The first line of this article goes “A group of American aerospace engineers have written a book on how to defend the earth against alien invasion.” I have to ask… why would an alien race bother?
Many science fiction stories use an alien invasion as their main premise, but how likely is that, really? Even if we postulate that intelligent species are a dime a dozen in this corner of the galaxy, why would any alien race decide to move in on Earth?
When you strip away all of the nonsense and rhetoric around war, humans have always fought either for resources (usually land), or out of fear, rational or otherwise, that someone else was going to attack them. (Certain leaders might have encouraged that fear for their own reasons — an external enemy is a proven way to rally people behind even an unpopular leader, as the aftermath of the World Trade Center attacks demonstrated all too well — but it was the populace’s fear that allowed George W. Bush to take the US to war.)

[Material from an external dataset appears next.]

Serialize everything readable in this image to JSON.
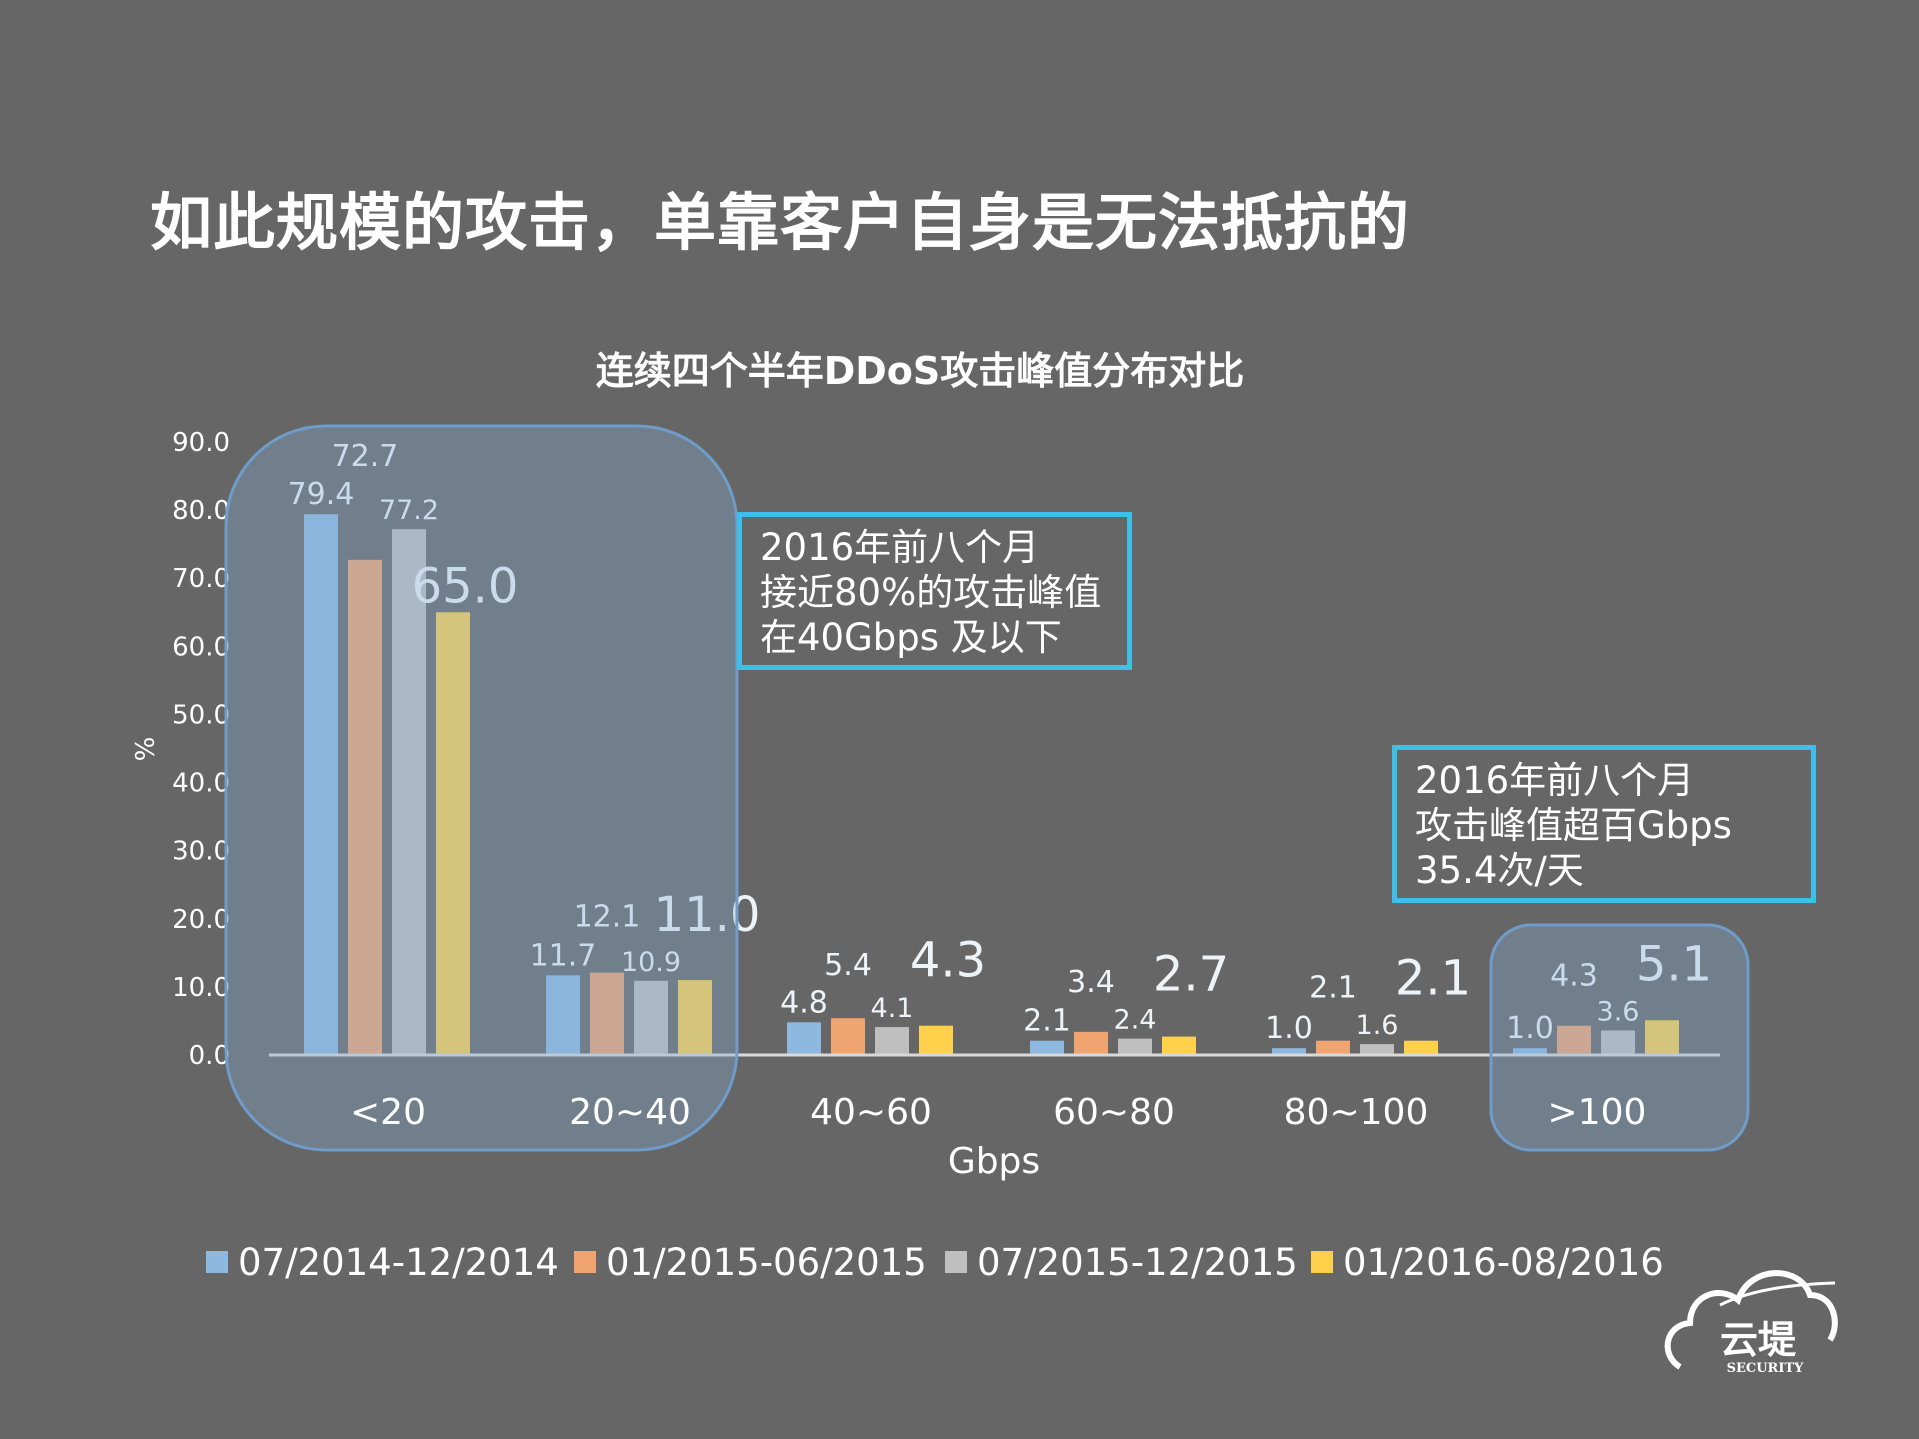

Think about it. If an alien race has achieved a level of space travel that would allow them to visit Earth at all, then they could also visit any other planet in this solar system that they want. They’ve got the physical resources of an entire solar system to call on, at the very least, and all the energy of the star in the center of it. With those and their technology, they could presumably make just about anything they need or desire. So we don’t have anything they’d want, and could be no threat to them. Why would they bother even glancing at Earth, let alone spend the time to invade us?
The only scenario that I could see as (possibly) viable is one where they’re invading specifically because we’re here — that for some reason, human meat is a delicacy to them. (If you try to tell me that they want us for our brains, I’ll laugh in your face.) But since they would have to have evolved in a different solar system entirely, we’d probably poison them outright, and if not, I’m sure we’d all taste like chicken.
Sorry guys, your paranoid fantasies just don’t wash, even for an armchair-scientist geek.